En esta ocasión, la caída en impago de Rusia apenas tendrá relevancia internacional dado el escaso volumen de deuda acumulada. Conviene recordar que es uno de los grandes exportadores mundiales de petróleo y gas, de modo que posee grandes reservas internacionales y no ha tenido la necesidad de recurrir a la deuda. En cualquier caso, un impago internacional sí supone un duro golpe para la reputación del país, que desde la crisis del rublo ha hecho grandes esfuerzos para mantener un perfil de solvencia en los mercados internacionales.

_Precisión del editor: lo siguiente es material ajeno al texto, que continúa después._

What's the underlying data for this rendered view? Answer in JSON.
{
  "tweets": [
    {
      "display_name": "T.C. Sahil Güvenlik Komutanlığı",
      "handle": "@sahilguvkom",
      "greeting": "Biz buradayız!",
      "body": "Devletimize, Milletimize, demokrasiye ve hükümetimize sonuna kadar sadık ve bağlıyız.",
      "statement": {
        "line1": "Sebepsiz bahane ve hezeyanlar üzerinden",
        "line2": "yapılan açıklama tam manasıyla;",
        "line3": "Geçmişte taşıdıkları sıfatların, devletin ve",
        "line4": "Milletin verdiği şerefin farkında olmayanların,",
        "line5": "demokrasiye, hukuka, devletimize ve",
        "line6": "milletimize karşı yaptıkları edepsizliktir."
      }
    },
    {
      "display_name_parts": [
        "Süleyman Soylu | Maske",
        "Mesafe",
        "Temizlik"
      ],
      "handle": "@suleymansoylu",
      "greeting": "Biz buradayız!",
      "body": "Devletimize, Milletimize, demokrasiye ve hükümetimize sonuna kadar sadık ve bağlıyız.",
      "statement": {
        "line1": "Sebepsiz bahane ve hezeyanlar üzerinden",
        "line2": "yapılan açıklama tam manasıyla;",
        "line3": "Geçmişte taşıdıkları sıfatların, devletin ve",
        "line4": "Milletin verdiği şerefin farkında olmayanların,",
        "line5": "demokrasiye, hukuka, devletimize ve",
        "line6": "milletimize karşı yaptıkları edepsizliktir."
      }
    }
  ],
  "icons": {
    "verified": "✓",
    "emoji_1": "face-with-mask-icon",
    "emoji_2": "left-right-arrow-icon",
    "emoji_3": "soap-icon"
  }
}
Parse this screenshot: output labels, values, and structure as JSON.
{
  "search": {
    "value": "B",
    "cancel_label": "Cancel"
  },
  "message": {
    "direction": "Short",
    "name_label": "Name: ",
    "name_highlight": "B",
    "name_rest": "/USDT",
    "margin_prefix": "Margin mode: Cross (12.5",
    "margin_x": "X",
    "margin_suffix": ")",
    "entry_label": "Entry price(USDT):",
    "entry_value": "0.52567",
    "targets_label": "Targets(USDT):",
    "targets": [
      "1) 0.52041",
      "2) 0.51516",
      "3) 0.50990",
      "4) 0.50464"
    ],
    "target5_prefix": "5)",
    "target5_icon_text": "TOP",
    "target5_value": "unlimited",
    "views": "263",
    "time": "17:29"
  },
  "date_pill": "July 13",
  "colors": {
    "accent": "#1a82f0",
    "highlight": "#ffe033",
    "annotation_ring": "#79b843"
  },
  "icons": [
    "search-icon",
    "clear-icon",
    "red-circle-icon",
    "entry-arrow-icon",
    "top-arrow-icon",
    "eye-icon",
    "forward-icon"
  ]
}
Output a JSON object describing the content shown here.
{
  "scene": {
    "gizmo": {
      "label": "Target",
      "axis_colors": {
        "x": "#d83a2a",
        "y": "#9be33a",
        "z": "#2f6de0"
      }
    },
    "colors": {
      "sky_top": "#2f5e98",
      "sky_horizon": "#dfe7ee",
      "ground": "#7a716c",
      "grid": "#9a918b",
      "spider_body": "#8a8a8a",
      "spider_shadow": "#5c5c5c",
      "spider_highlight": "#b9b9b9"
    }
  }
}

Para los tenedores de su deuda sí será un duro golpe, ya que en el escenario actual de sanciones es difícil esperar que Moscú pueda abrir un periodo de negociaciones con sus acreedores. El escenario más probable es que, cuando Rusia impague su deuda, se congelen todos sus bonos hasta que finalice la guerra en Ucrania. En ese momento, el Gobierno podrá renegociar una reestructuración de su deuda con los acreedores. Incluso podría decidir saldar todas sus deudas pasadas, pero esta esperanza es también remota, ya que Rusia acusa precisamente a Occidente de forzar este ‘default’ con sus sanciones.

Antes de comenzar la invasión de Ucrania, Rusia era considerado uno de los países más solventes del mundo. ¿El motivo? Su bajo endeudamiento y sus enormes reservas de petróleo, que eran garantía más que suficiente para cualquier pago… hasta que llegaron las sanciones. Ahora, el país está acosado por las restricciones para conseguir divisas extranjeras, lo que complica enormemente su capacidad para pagar los bonos en moneda internacional, sus ‘eurobonos’.